Over the past several months several high traffic services have gone live at Gilt using MongoDB as a back end. MongoDB collections are a really good fit for many of our use cases. What we’ve found is that when MongoDB is happy it runs fast and reliably; but there are a few things that can catch you out.
Throttle your writes/updates
MongoDB uses a global write lock. Only one process can write at a time, and while writing is happening, nothing can read (items will queue). A very high write load will make read operations very slow.
If you need to do data migrations or batch jobs of any kind on your DB, you will need to ensure that the writes happen at a rate of < 50 per second if not using SSD (you can go higher with SSDs). Usually, you’ll need to implement some way of prioritizing real-time updates during this process.
If you expect a high write load during normal operation, you need to think about sharding. Good capacity planning and loadtesting prior to going live are important.
MongoDB write performance is limited by disk performance, so if lots of writes are going to happen SSDs are a must.
While performance testing your service, make sure to use a write load as well as a read-only load, to simulate how your service will perform in production.
Manage the length of field names
Mongo stores the field name as part of each record. If you pick very long names for your fields your data will be larger than it needs to be. MongoDB only performs well if it can keep working data in memory, so keep field names as short as is reasonable.
For any substantial dataset, query performance will suck if you don’t use the right indexes (I have seen it make a difference of about 4 orders of magnitude in response time).
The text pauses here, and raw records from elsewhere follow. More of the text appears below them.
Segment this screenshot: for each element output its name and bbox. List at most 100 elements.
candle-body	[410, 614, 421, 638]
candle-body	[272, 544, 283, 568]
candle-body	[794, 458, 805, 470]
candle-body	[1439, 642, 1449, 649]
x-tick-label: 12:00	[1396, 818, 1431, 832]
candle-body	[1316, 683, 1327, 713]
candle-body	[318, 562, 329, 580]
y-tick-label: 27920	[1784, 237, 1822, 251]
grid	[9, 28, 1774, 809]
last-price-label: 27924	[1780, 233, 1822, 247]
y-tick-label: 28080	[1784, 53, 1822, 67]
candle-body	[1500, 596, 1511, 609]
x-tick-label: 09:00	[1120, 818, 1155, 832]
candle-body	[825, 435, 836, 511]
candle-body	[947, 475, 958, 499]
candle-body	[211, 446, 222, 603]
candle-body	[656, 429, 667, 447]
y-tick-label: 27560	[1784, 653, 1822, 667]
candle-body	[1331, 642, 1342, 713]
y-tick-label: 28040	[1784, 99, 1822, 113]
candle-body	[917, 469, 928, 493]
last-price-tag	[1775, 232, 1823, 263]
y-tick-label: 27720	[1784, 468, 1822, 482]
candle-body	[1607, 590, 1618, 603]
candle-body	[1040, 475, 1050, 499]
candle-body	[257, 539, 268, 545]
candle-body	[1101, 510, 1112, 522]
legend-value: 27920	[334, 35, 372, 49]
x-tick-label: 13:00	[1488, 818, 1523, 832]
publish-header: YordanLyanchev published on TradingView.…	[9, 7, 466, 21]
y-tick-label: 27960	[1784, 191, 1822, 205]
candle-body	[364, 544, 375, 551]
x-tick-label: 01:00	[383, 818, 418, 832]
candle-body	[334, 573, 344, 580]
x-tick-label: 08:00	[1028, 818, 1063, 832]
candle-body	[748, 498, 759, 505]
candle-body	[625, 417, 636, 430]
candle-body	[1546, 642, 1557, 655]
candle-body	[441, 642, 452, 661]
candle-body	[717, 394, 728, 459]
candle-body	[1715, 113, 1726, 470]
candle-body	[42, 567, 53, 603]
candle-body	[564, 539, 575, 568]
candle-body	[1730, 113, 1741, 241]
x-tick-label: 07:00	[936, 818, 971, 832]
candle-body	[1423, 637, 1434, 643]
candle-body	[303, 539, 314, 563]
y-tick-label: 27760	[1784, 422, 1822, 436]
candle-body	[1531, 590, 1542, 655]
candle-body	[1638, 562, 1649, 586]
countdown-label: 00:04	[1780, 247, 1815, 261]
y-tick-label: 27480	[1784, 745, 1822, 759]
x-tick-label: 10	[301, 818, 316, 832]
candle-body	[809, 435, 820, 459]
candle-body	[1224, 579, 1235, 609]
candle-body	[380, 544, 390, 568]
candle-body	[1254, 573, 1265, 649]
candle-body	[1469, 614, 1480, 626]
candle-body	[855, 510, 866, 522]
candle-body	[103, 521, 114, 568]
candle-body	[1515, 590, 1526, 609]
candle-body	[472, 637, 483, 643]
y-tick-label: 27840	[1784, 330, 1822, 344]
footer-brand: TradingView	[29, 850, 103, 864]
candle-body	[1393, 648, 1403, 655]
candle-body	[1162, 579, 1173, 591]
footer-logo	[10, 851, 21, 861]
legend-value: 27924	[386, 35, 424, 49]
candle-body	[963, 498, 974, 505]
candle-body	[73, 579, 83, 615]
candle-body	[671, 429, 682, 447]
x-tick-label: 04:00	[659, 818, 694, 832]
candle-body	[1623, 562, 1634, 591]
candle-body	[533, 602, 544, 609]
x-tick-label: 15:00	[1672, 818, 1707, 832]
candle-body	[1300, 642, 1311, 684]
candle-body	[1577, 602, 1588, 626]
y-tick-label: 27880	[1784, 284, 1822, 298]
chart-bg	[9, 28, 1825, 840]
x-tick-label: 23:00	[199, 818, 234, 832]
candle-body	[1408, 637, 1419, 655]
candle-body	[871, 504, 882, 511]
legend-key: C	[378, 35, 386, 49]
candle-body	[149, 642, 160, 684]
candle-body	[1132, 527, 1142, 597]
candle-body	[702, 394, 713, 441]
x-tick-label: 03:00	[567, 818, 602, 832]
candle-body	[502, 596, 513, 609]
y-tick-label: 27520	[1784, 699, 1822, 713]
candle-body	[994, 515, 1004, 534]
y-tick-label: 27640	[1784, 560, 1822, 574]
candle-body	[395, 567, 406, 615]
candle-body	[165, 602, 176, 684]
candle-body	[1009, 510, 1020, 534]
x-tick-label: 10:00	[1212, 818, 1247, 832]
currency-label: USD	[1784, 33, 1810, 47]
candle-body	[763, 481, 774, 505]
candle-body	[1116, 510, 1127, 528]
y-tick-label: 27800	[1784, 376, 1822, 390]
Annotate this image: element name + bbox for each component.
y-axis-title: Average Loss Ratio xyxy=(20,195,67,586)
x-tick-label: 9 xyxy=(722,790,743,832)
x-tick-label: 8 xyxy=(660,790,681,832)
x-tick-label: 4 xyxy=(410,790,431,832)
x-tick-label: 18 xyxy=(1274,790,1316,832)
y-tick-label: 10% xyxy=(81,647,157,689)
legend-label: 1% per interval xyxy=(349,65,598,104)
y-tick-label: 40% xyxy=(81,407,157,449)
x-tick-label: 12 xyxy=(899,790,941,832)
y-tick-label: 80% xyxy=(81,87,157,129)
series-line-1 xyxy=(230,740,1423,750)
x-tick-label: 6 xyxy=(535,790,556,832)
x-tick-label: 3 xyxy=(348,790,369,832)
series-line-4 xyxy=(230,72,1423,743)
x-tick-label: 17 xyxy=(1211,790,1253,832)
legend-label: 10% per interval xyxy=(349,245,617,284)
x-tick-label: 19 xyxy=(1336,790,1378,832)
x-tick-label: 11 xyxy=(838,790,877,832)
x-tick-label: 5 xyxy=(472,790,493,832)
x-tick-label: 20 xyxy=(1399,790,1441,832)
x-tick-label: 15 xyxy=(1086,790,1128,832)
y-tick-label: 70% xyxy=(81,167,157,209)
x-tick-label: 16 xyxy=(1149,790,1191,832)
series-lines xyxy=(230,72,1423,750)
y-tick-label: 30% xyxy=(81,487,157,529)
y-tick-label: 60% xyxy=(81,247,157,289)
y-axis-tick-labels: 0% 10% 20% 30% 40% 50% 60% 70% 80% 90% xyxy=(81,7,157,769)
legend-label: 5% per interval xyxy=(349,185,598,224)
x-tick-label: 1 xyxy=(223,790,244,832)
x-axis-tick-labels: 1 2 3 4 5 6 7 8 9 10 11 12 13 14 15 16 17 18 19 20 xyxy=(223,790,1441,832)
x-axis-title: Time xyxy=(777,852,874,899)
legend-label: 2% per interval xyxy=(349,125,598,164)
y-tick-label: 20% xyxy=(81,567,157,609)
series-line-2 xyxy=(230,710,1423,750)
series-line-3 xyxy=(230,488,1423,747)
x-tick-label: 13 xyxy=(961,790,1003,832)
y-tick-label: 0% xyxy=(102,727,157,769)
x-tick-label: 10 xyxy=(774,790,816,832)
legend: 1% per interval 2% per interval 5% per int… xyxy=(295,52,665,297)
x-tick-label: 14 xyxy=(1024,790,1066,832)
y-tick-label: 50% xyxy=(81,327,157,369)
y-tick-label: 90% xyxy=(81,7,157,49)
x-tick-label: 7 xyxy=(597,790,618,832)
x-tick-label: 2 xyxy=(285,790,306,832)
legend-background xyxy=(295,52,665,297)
More info here: http://www.mongodb.org/display/DOCS/Indexes
Indexed data doesn’t have to be unique, and compound indexes are supported.
Use the _id field wisely
MongoDB requires this field and always creates an index on it, so if possible actually use it for something useful.
Think about how your records will grow over time
If your record grows in size, MongoDB will have to move it. This is the most expensive thing you can do in MongoDB, because it means two writes, and then all indexes need to be updated as well (more writes). If your records are likely to grow it’s worth creating them with currently unused attributes in the documents (set to whitespace or similar). This means your updates won’t always lead to document moves. This needs to be balanced against unnecessary bloat in your document size, though.
Don’t use ensureIndex in code
Building an index is a blocking operation for MongoDB, and it won’t service requests while the index build is in progress. If you add a new index via code, the index will get created when you deploy your service, which is probably not what you want (essentially, you’ll end up bringing your own service down for however long it takes to build the index).
For production instances, the instance needs to be temporarily removed from the replica set, the index rebuilt, and then the instance is re-added. This process gets followed for all members of a replica set.
Don’t keep unnecessary indexes around
Indexes incur a cost when records are moved.